Tony Bellinger

Personal information
- Full name: Arthur A. Bellinger
- Date of birth: December 8, 1957 (age 68)
- Place of birth: Willingboro Township, New Jersey, United States
- Height: 5 ft 11 in (1.80 m)
- Positions: Midfielder; defender;

Senior career*
- Years: Team / Apps / (Gls)
- 1977–1981: Dallas Tornado / 114 / (0)
- 1980–1987: St. Louis Steamers (indoor) / 265 / (48)
- 1983: Team America / 11 / (0)
- Total:  / 390 / (48)

International career
- 1977–1980: United States / 7 / (1)

= Tony Bellinger =

American soccer player and coach

Arthur "Tony" Bellinger (born December 8, 1957) is an American former soccer defender who played both in the North American Soccer League and Major Indoor Soccer League. He also played seven games with the United States men's national soccer team.

==Playing career==
Bellinger, who grew up in the Southern New Jersey community of Willingboro Township, graduated from JF Kennedy High School in 1977. He immediately turned professional with the Dallas Tornado of the North American Soccer League. Bellinger established himself as one of the top defenders and best American players in the league. In 1980, he signed with the expansion St. Louis Steamers of Major Indoor Soccer League for the 1980-1981 indoor season, returning to the Tornados for the 1981 NASL outdoor season. He forwent the 1982 NASL season, but returned in 1983 with Team America. Team America was an attempt by the U.S. Soccer Federation to create a more stable national team program by entering the national team into the NASL as a franchise. However, the concept failed when Team America stumbled to a 10–20 record and the bottom of the league standings.

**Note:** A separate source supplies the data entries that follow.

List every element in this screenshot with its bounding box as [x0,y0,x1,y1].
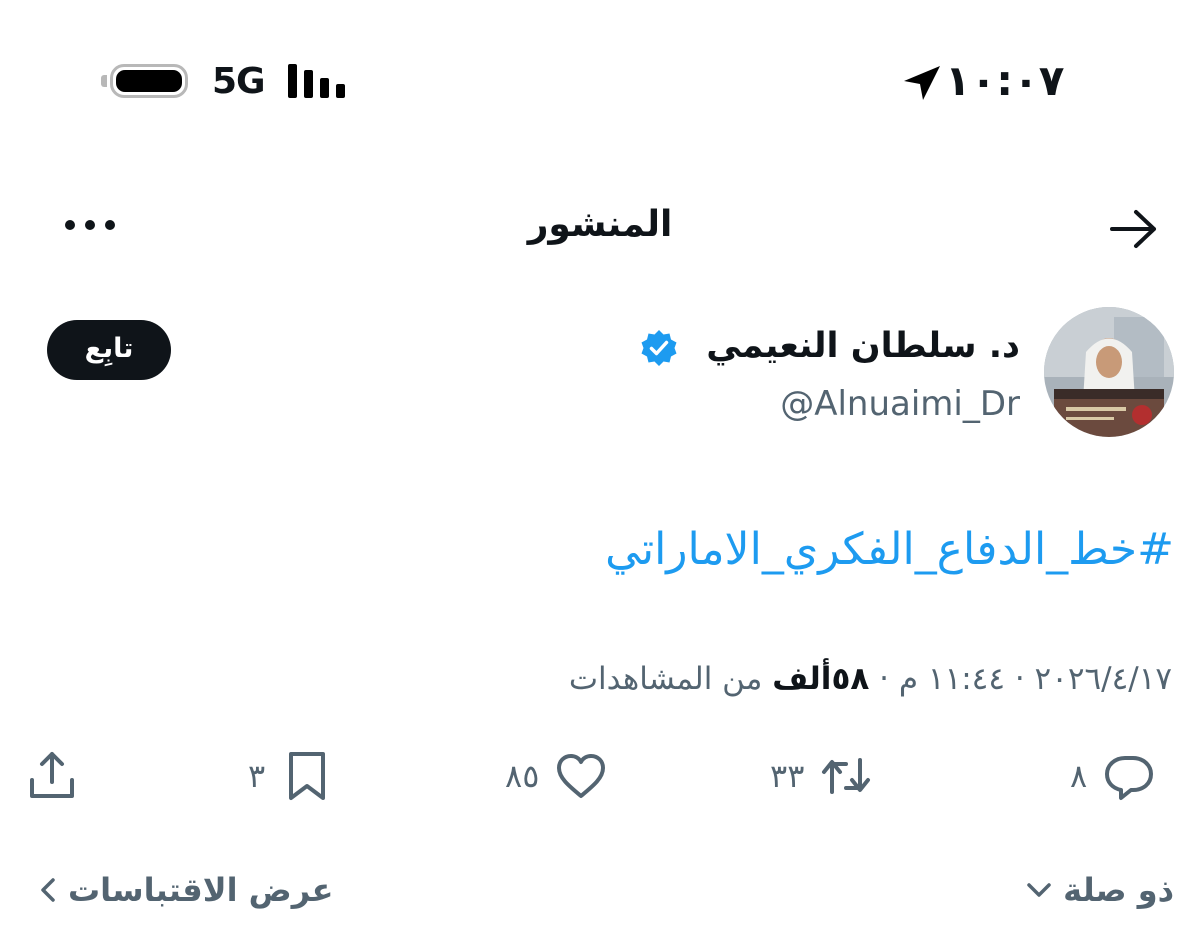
reply-count: ٨ [1070,757,1088,795]
follow-button[interactable]: تابِع [47,320,171,380]
post-hashtag-link[interactable]: #خط_الدفاع_الفكري_الاماراتي [605,520,1174,580]
back-arrow-icon[interactable] [1108,208,1160,250]
like-button[interactable]: ٨٥ [505,748,609,804]
reply-icon [1105,756,1154,800]
meta-separator: · [1014,661,1025,697]
battery-icon [110,64,188,98]
like-count: ٨٥ [505,757,540,795]
location-arrow-icon [904,66,940,100]
post-time: ١١:٤٤ م [898,661,1005,697]
heart-icon [557,754,606,798]
avatar[interactable] [1044,307,1174,437]
bookmark-count: ٣ [248,757,266,795]
share-icon[interactable] [24,748,80,804]
author-handle[interactable]: @Alnuaimi_Dr [780,381,1020,427]
views-label[interactable]: من المشاهدات [569,661,763,697]
relevant-label: ذو صلة [1063,871,1174,909]
view-quotes-label: عرض الاقتباسات [68,871,334,909]
verified-badge-icon [641,330,677,366]
view-quotes-link[interactable]: عرض الاقتباسات [38,866,333,914]
signal-icon [288,64,345,98]
network-type: 5G [212,61,266,102]
meta-separator: · [879,661,889,697]
post-meta: ٢٠٢٦/٤/١٧ · ١١:٤٤ م · ٥٨ألف من المشاهدات [569,656,1172,702]
views-count[interactable]: ٥٨ألف [772,661,869,697]
repost-button[interactable]: ٣٣ [770,748,874,804]
chevron-down-icon [1027,883,1051,897]
reply-button[interactable]: ٨ [1070,748,1157,804]
bookmark-button[interactable]: ٣ [248,748,335,804]
author-display-name[interactable]: د. سلطان النعيمي [706,322,1020,370]
battery-cap [101,75,107,87]
relevant-sort-dropdown[interactable]: ذو صلة [1025,866,1174,914]
status-time: ١٠:٠٧ [945,56,1065,105]
repost-icon [822,758,871,794]
chevron-left-icon [41,878,55,902]
bookmark-icon [289,752,326,800]
page-title: المنشور [527,204,673,245]
post-date: ٢٠٢٦/٤/١٧ [1034,661,1172,697]
repost-count: ٣٣ [770,757,805,795]
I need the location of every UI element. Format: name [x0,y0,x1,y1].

USSF pulled the national team from the NASL at the end of the season. Bellinger returned to the Steamers and played with them through the end of the 1986–1987 season. In 1987, Bellinger signed a guaranteed contract with the Steamers, but broke his foot and missed the 1987–1988 season. The Steamers folded in 1988 and Bellinger retired from playing professionally to devote himself to coaching.

==National team==
Bellinger earned seven caps with the U.S. national team from 1977 to 1980. He scored one goal in a 3–1 loss to Guatemala on September 18, 1977, his second game with the national team. Bellinger was a member of the 1980 Olympic team but did not play in Moscow due to the U.S. boycott of the event.

==Coaching==
Bellinger was the head coach for the Bishop Guertin High School (New Hampshire) boys varsity team until 2010, a position he held for over 15 seasons. He also coaches the NWC (Nashua World Cup) Boys U15 Premier team.